Theme



So, not to brag or anything, but God has been talking to me a lot lately.  Not like an audible voice, or even via email, but I’m getting his message loud and clear.  The best way I can describe it is when a thought enters your mind quicker than you could think it.  I also feel like saying, “I’m getting it, God!!” when there seems to be the same theme everywhere I turn.  Lately that theme has been chaos.

Have you ever felt life getting comfortable, and as soon as you realize it - you worry that it’s “The Calm before the Storm?”  That’s how I’ve been feeling lately - except that I’m not worried, I’m happily anticipating what’s next to come…  

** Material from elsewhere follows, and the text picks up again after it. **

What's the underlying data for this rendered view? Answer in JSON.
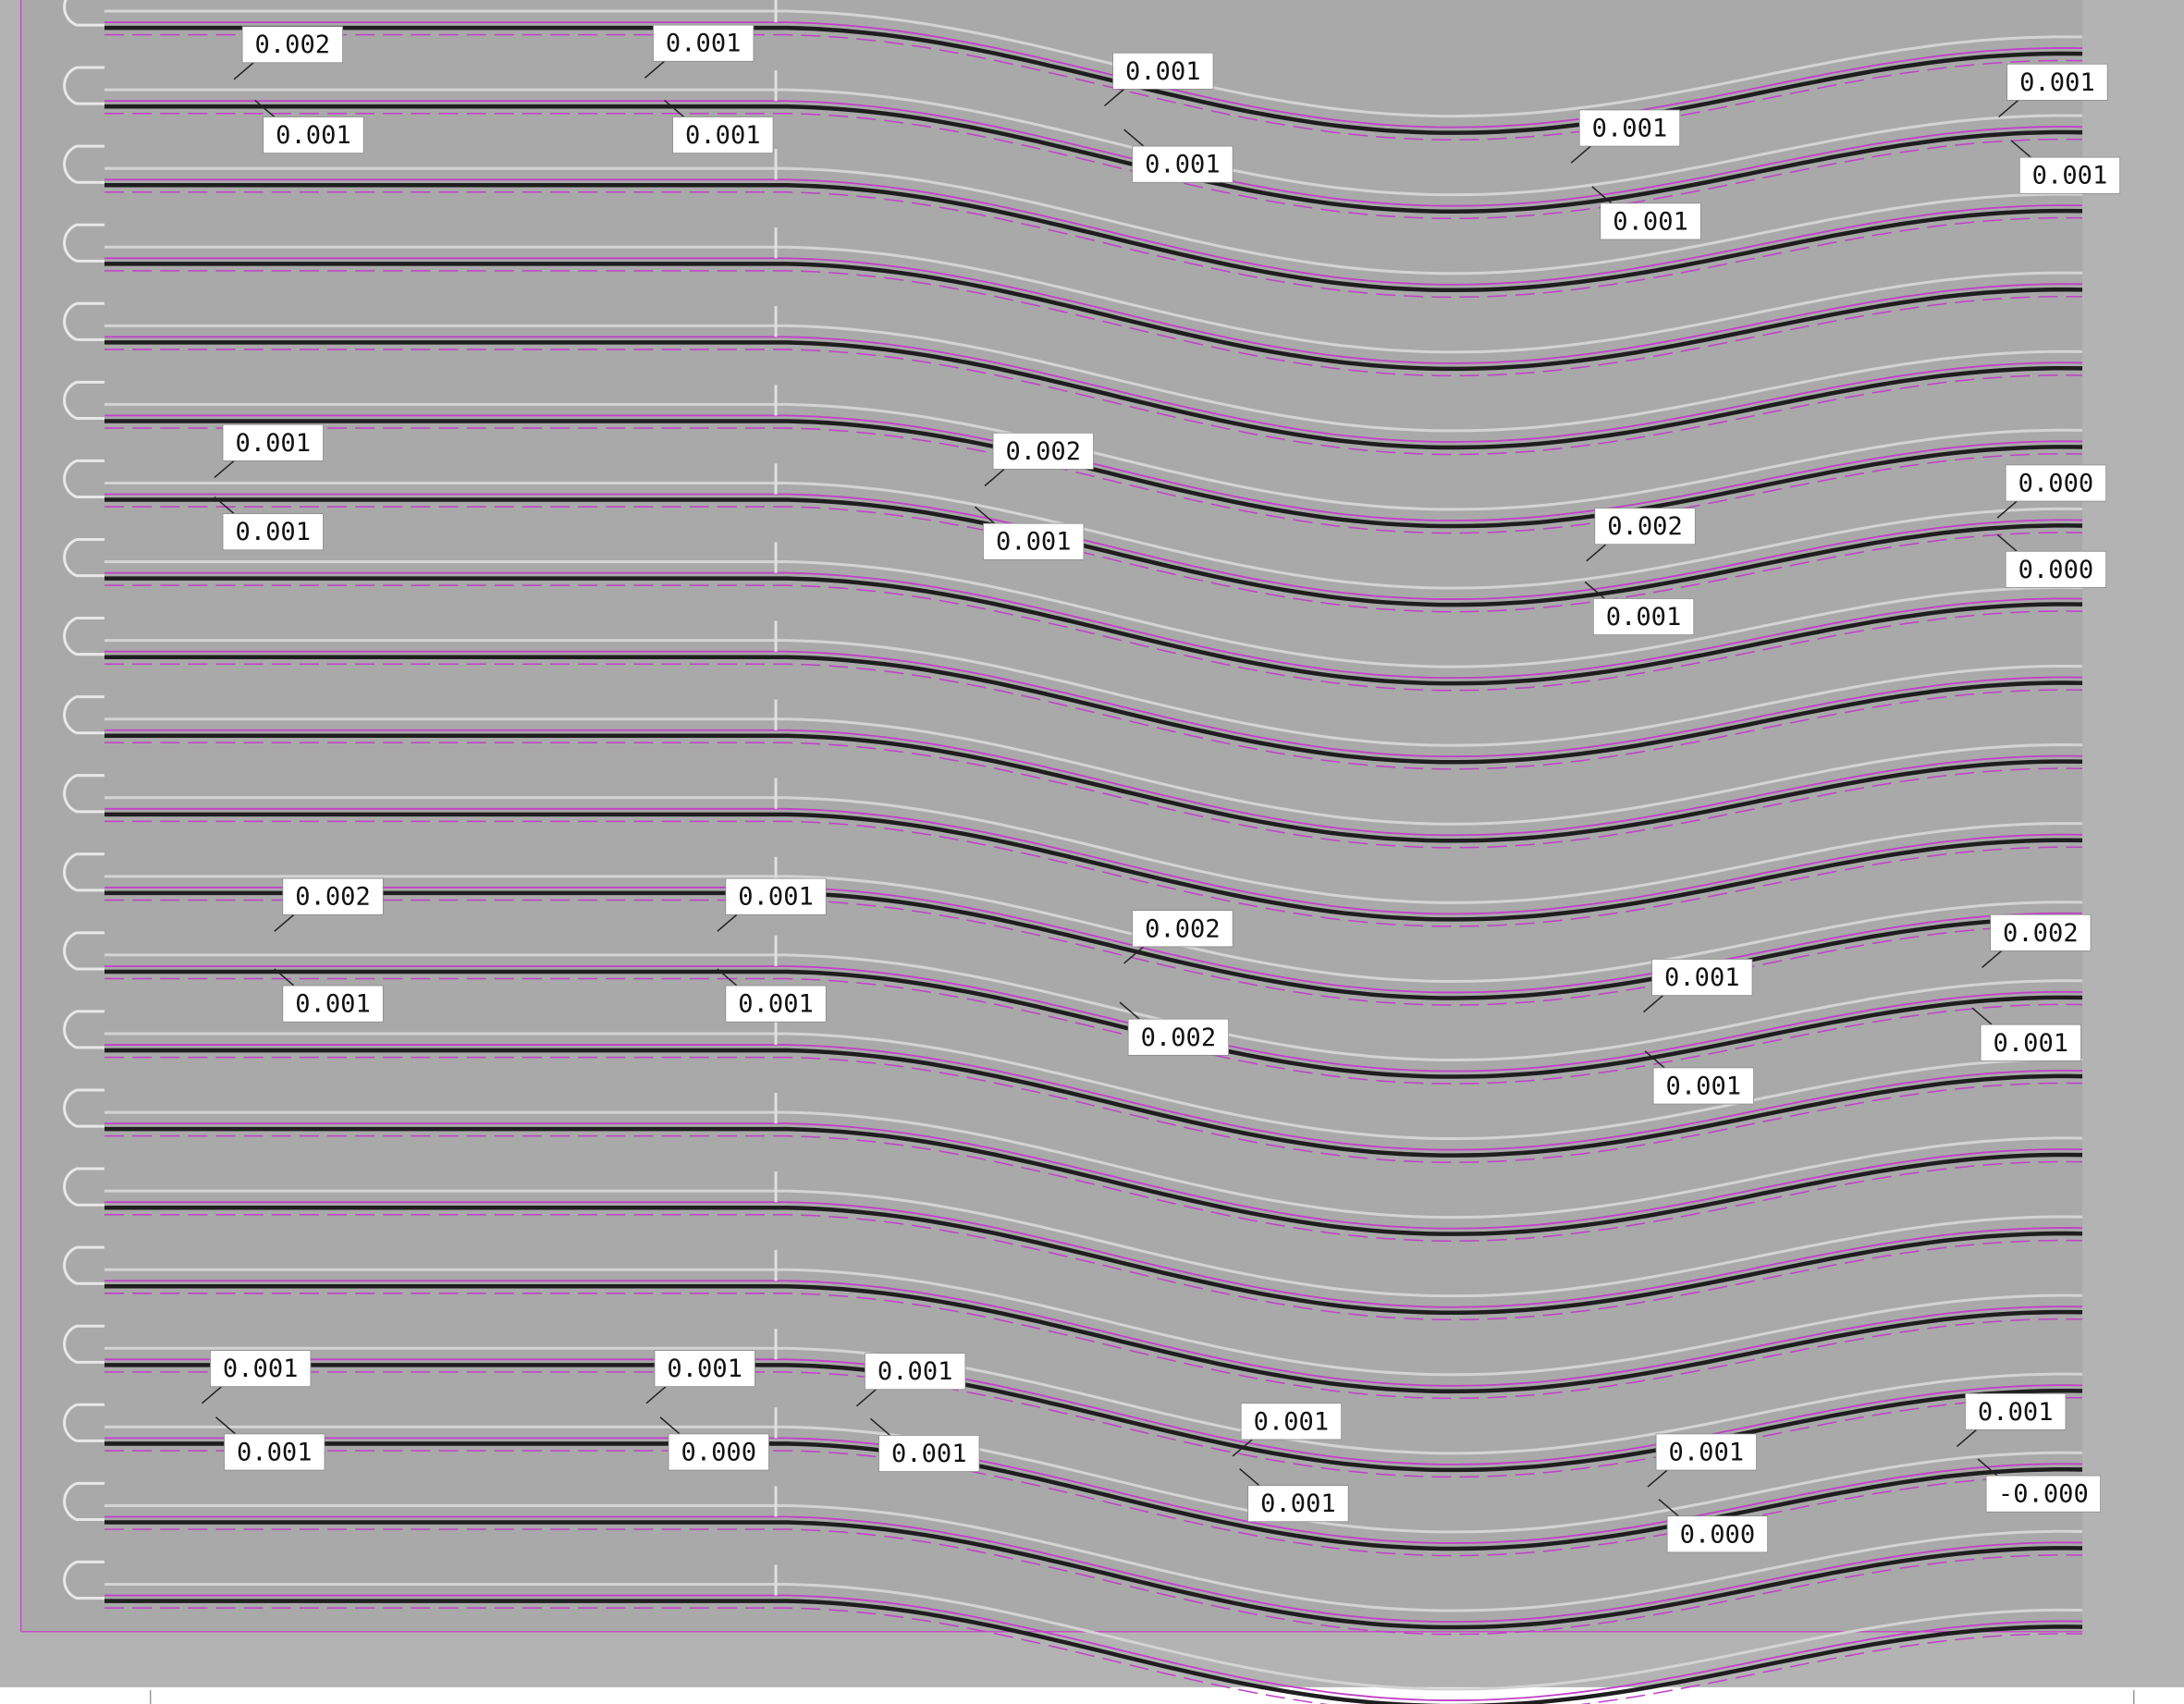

I’ve come to the realization that a comfortable life is nothing to strive for.  I mean this in every way possible.  Financially, Jesus said “Blessed are you who are poor, for yours is the kingdom of God,” Luke 6:20.  And to those who are grieving, He reminds us that “God blesses those who mourn, for they will be comforted,” Matthew 5:4.  

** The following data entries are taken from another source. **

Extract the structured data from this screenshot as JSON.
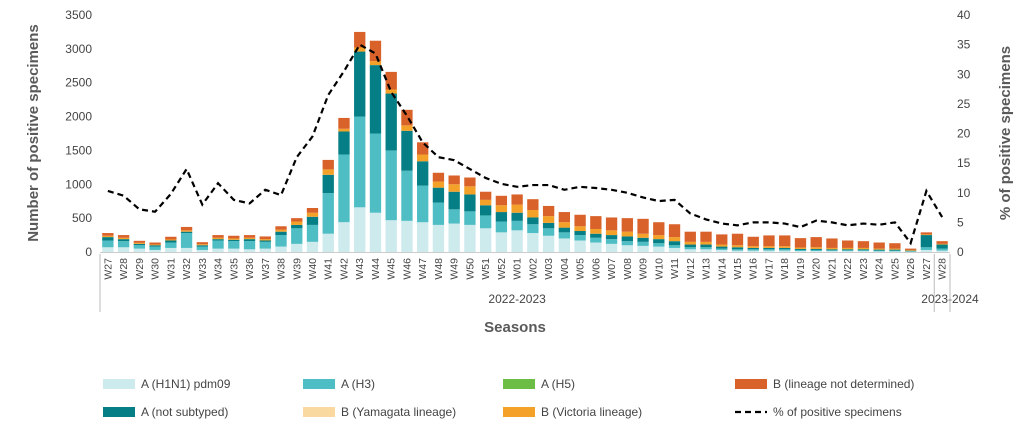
{
  "chart_data": {
    "type": "bar",
    "xlabel": "Seasons",
    "ylabel": "Number of positive specimens",
    "y2label": "% of positive specimens",
    "ylim": [
      0,
      3500
    ],
    "y2lim": [
      0,
      40
    ],
    "yticks": [
      0,
      500,
      1000,
      1500,
      2000,
      2500,
      3000,
      3500
    ],
    "y2ticks": [
      0,
      5,
      10,
      15,
      20,
      25,
      30,
      35,
      40
    ],
    "seasons": [
      {
        "label": "2022-2023",
        "start": 0,
        "end": 52
      },
      {
        "label": "2023-2024",
        "start": 53,
        "end": 54
      }
    ],
    "categories": [
      "W27",
      "W28",
      "W29",
      "W30",
      "W31",
      "W32",
      "W33",
      "W34",
      "W35",
      "W36",
      "W37",
      "W38",
      "W39",
      "W40",
      "W41",
      "W42",
      "W43",
      "W44",
      "W45",
      "W46",
      "W47",
      "W48",
      "W49",
      "W50",
      "W51",
      "W52",
      "W01",
      "W02",
      "W03",
      "W04",
      "W05",
      "W06",
      "W07",
      "W08",
      "W09",
      "W10",
      "W11",
      "W12",
      "W13",
      "W14",
      "W15",
      "W16",
      "W17",
      "W18",
      "W19",
      "W20",
      "W21",
      "W22",
      "W23",
      "W24",
      "W25",
      "W26",
      "W27",
      "W28"
    ],
    "series": [
      {
        "name": "A (H1N1) pdm09",
        "color": "#cdeaed",
        "values": [
          70,
          70,
          50,
          30,
          60,
          60,
          30,
          50,
          50,
          40,
          50,
          80,
          120,
          150,
          270,
          440,
          660,
          580,
          470,
          460,
          440,
          400,
          420,
          400,
          350,
          290,
          320,
          280,
          240,
          200,
          170,
          140,
          120,
          100,
          90,
          80,
          60,
          40,
          40,
          30,
          20,
          20,
          20,
          20,
          15,
          15,
          15,
          15,
          15,
          10,
          10,
          5,
          30,
          20
        ]
      },
      {
        "name": "A (H3)",
        "color": "#4fbec4",
        "values": [
          100,
          90,
          50,
          50,
          80,
          220,
          50,
          120,
          110,
          120,
          100,
          170,
          230,
          250,
          600,
          1000,
          1340,
          1170,
          1030,
          740,
          540,
          330,
          210,
          200,
          190,
          160,
          140,
          130,
          110,
          90,
          80,
          70,
          70,
          60,
          60,
          50,
          40,
          30,
          30,
          20,
          20,
          20,
          20,
          20,
          15,
          15,
          10,
          10,
          10,
          10,
          10,
          5,
          40,
          30
        ]
      },
      {
        "name": "A (H5)",
        "color": "#6cbd45",
        "values": [
          0,
          0,
          0,
          0,
          0,
          0,
          0,
          0,
          0,
          0,
          0,
          0,
          0,
          0,
          0,
          0,
          0,
          0,
          0,
          0,
          0,
          0,
          0,
          0,
          0,
          0,
          0,
          0,
          0,
          0,
          0,
          0,
          0,
          0,
          0,
          0,
          0,
          0,
          0,
          0,
          0,
          0,
          0,
          0,
          0,
          0,
          0,
          0,
          0,
          0,
          0,
          0,
          0,
          0
        ]
      },
      {
        "name": "A (not subtyped)",
        "color": "#057f85",
        "values": [
          50,
          30,
          20,
          20,
          30,
          20,
          20,
          20,
          20,
          30,
          20,
          50,
          50,
          120,
          270,
          340,
          960,
          1010,
          840,
          590,
          360,
          220,
          260,
          250,
          150,
          140,
          120,
          100,
          80,
          70,
          60,
          60,
          60,
          70,
          60,
          60,
          60,
          40,
          40,
          30,
          30,
          20,
          20,
          20,
          15,
          15,
          15,
          15,
          15,
          15,
          15,
          10,
          180,
          60
        ]
      },
      {
        "name": "B (Yamagata lineage)",
        "color": "#f9d9a0",
        "values": [
          0,
          0,
          0,
          0,
          0,
          0,
          0,
          0,
          0,
          0,
          0,
          0,
          0,
          0,
          0,
          0,
          0,
          0,
          0,
          0,
          0,
          0,
          0,
          0,
          0,
          0,
          0,
          0,
          0,
          0,
          0,
          0,
          0,
          0,
          0,
          0,
          0,
          0,
          0,
          0,
          0,
          0,
          0,
          0,
          0,
          0,
          0,
          0,
          0,
          0,
          0,
          0,
          0,
          0
        ]
      },
      {
        "name": "B (Victoria lineage)",
        "color": "#f4a12a",
        "values": [
          20,
          20,
          15,
          10,
          15,
          20,
          15,
          20,
          20,
          20,
          20,
          30,
          50,
          60,
          80,
          40,
          60,
          60,
          60,
          80,
          100,
          90,
          110,
          120,
          80,
          100,
          120,
          110,
          100,
          80,
          70,
          70,
          70,
          70,
          60,
          60,
          60,
          40,
          40,
          30,
          30,
          25,
          25,
          25,
          20,
          25,
          20,
          20,
          20,
          15,
          15,
          10,
          10,
          10
        ]
      },
      {
        "name": "B (lineage not determined)",
        "color": "#d9622b",
        "values": [
          40,
          40,
          30,
          30,
          40,
          50,
          30,
          40,
          40,
          40,
          40,
          50,
          50,
          70,
          140,
          160,
          230,
          300,
          260,
          230,
          180,
          130,
          130,
          130,
          120,
          140,
          150,
          160,
          150,
          150,
          170,
          190,
          190,
          200,
          220,
          190,
          190,
          150,
          150,
          150,
          170,
          140,
          160,
          160,
          140,
          150,
          140,
          110,
          100,
          90,
          80,
          20,
          30,
          40
        ]
      }
    ],
    "line": {
      "name": "% of positive specimens",
      "axis": "right",
      "style": "dashed",
      "color": "#000000",
      "values": [
        10.3,
        9.5,
        7.2,
        6.8,
        9.8,
        14.0,
        8.0,
        11.6,
        8.8,
        8.2,
        10.5,
        9.6,
        16.0,
        19.5,
        26.5,
        30.5,
        35.0,
        33.5,
        27.0,
        23.0,
        18.5,
        16.0,
        15.5,
        14.0,
        12.5,
        11.5,
        11.0,
        11.3,
        11.3,
        10.5,
        11.0,
        10.8,
        10.5,
        10.0,
        9.2,
        8.6,
        8.8,
        6.5,
        5.5,
        4.8,
        4.5,
        5.0,
        5.0,
        4.8,
        4.2,
        5.3,
        5.0,
        4.5,
        4.8,
        4.6,
        5.0,
        1.5,
        10.3,
        5.9
      ]
    },
    "legend_position": "bottom",
    "legend_order": [
      "A (H1N1) pdm09",
      "A (H3)",
      "A (H5)",
      "B (lineage not determined)",
      "A (not subtyped)",
      "B (Yamagata lineage)",
      "B (Victoria lineage)",
      "% of positive specimens"
    ],
    "grid": false
  }
}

You see, being comfortable leaves you feeling like not only are you the one in control, but that you are doing a pretty swell job.  That’s the opposite of how I want to live my life.  I’m literally trying to get more chaos into my life!  I realize how crazy that sounds, especially in our selfish culture, but lately it’s become so obvious that if anything is of this world, it is not where God wants me to be.

I want to rely so heavily on Jesus, that the chaos causes me to be in constant communication with Him.  I want to live the lyrics from the song "Beautiful Things" I just heard on Sunday, “Out of chaos, life is being found in You.”  Thank you, Michael Gungor, for yet another reminder of this theme.

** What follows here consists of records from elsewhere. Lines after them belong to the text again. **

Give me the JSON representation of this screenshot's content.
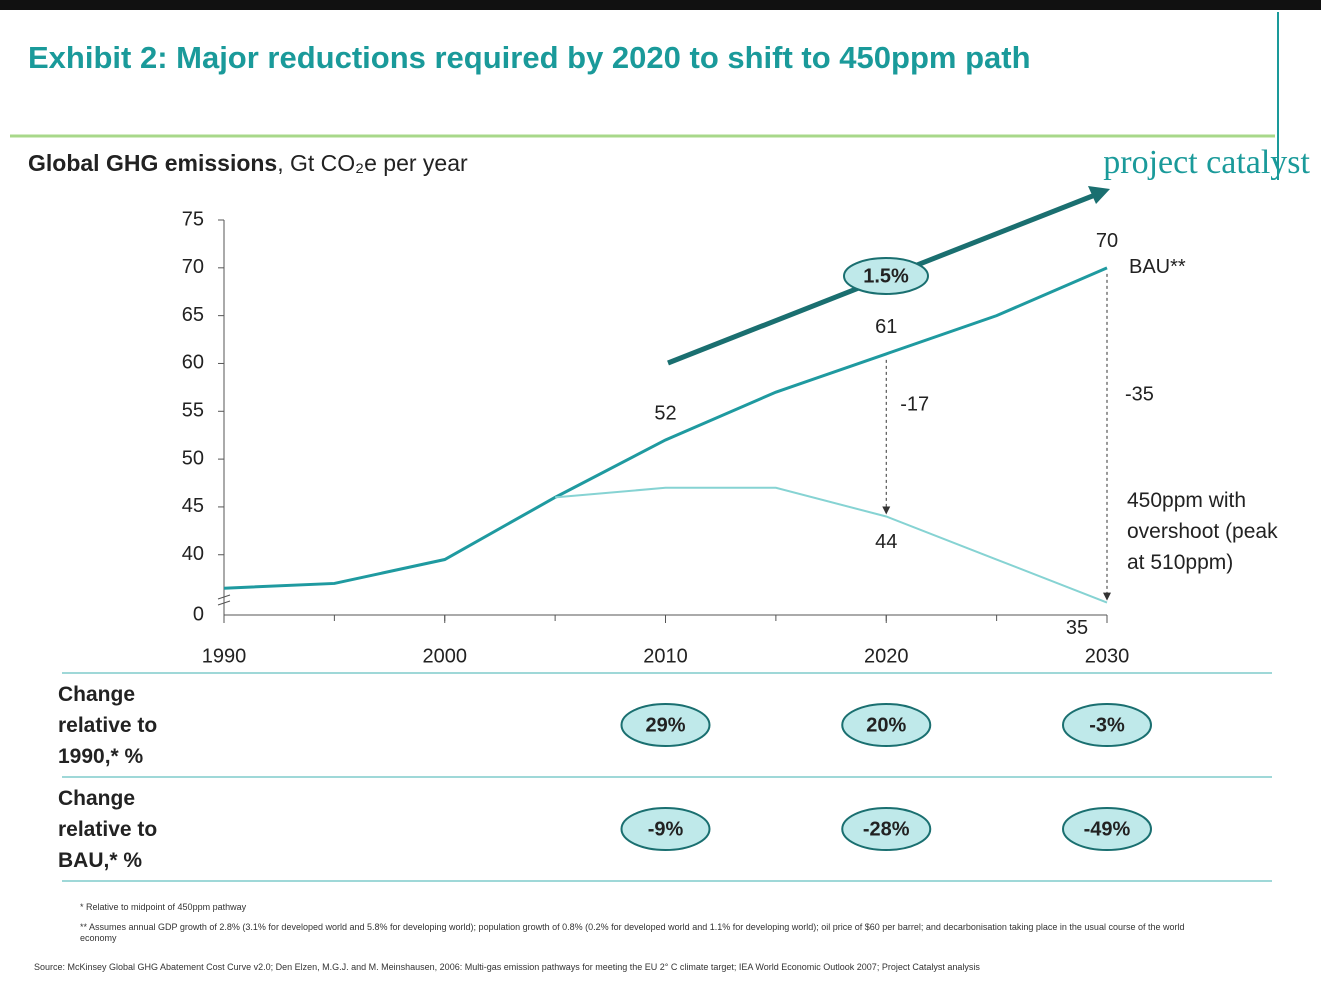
{
  "chart_data": {
    "type": "line",
    "title": "Exhibit 2: Major reductions required by 2020 to shift to 450ppm path",
    "subtitle_bold": "Global GHG emissions",
    "subtitle": ", Gt CO₂e per year",
    "logo": "project catalyst",
    "x": [
      1990,
      1995,
      2000,
      2005,
      2010,
      2015,
      2020,
      2025,
      2030
    ],
    "xlim": [
      1990,
      2030
    ],
    "xticks": [
      1990,
      2000,
      2010,
      2020,
      2030
    ],
    "ylim": [
      33.7,
      75
    ],
    "yticks": [
      40,
      45,
      50,
      55,
      60,
      65,
      70,
      75
    ],
    "axis_break_label": "0",
    "series": [
      {
        "name": "BAU**",
        "color": "#1f9aa0",
        "values": [
          36.5,
          37,
          39.5,
          46,
          52,
          57,
          61,
          65,
          70
        ],
        "value_labels": [
          null,
          null,
          null,
          null,
          "52",
          null,
          "61",
          null,
          "70"
        ]
      },
      {
        "name": "450ppm with overshoot (peak at 510ppm)",
        "color": "#86d3d3",
        "values": [
          null,
          null,
          null,
          46,
          47,
          47,
          44,
          39.5,
          35
        ],
        "value_labels": [
          null,
          null,
          null,
          null,
          null,
          null,
          "44",
          null,
          "35"
        ]
      }
    ],
    "growth_label": "1.5%",
    "delta_labels": {
      "2020": "-17",
      "2030": "-35"
    },
    "table": {
      "columns": [
        2010,
        2020,
        2030
      ],
      "rows": [
        {
          "label": "Change relative to 1990,* %",
          "values": [
            "29%",
            "20%",
            "-3%"
          ]
        },
        {
          "label": "Change relative to BAU,* %",
          "values": [
            "-9%",
            "-28%",
            "-49%"
          ]
        }
      ]
    },
    "footnotes": [
      "* Relative to midpoint of 450ppm pathway",
      "** Assumes annual GDP growth of 2.8% (3.1% for developed world and 5.8% for developing world); population growth of 0.8% (0.2% for developed world and 1.1% for developing world); oil price of $60 per barrel; and decarbonisation taking place in the usual course of the world economy",
      "Source: McKinsey Global GHG Abatement Cost Curve v2.0; Den Elzen, M.G.J. and M. Meinshausen, 2006: Multi-gas emission pathways for meeting the EU 2° C climate target; IEA World Economic Outlook 2007; Project Catalyst analysis"
    ]
  }
}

I think that’s why people who have gone through horrific situations secretly wish they were right back there.  Have you heard of this phenomenon?  Missionaries who were being persecuted, a son watching over an ill grandparent during the final days, a mom carrying a baby she knows will pass away.  There are things that happen in our lives that force us into this stronger relationship, and not all of them are that severe.  Wherever you find yourself today, I pray you have just the right amount of chaos to get out of “self” and poured into Him.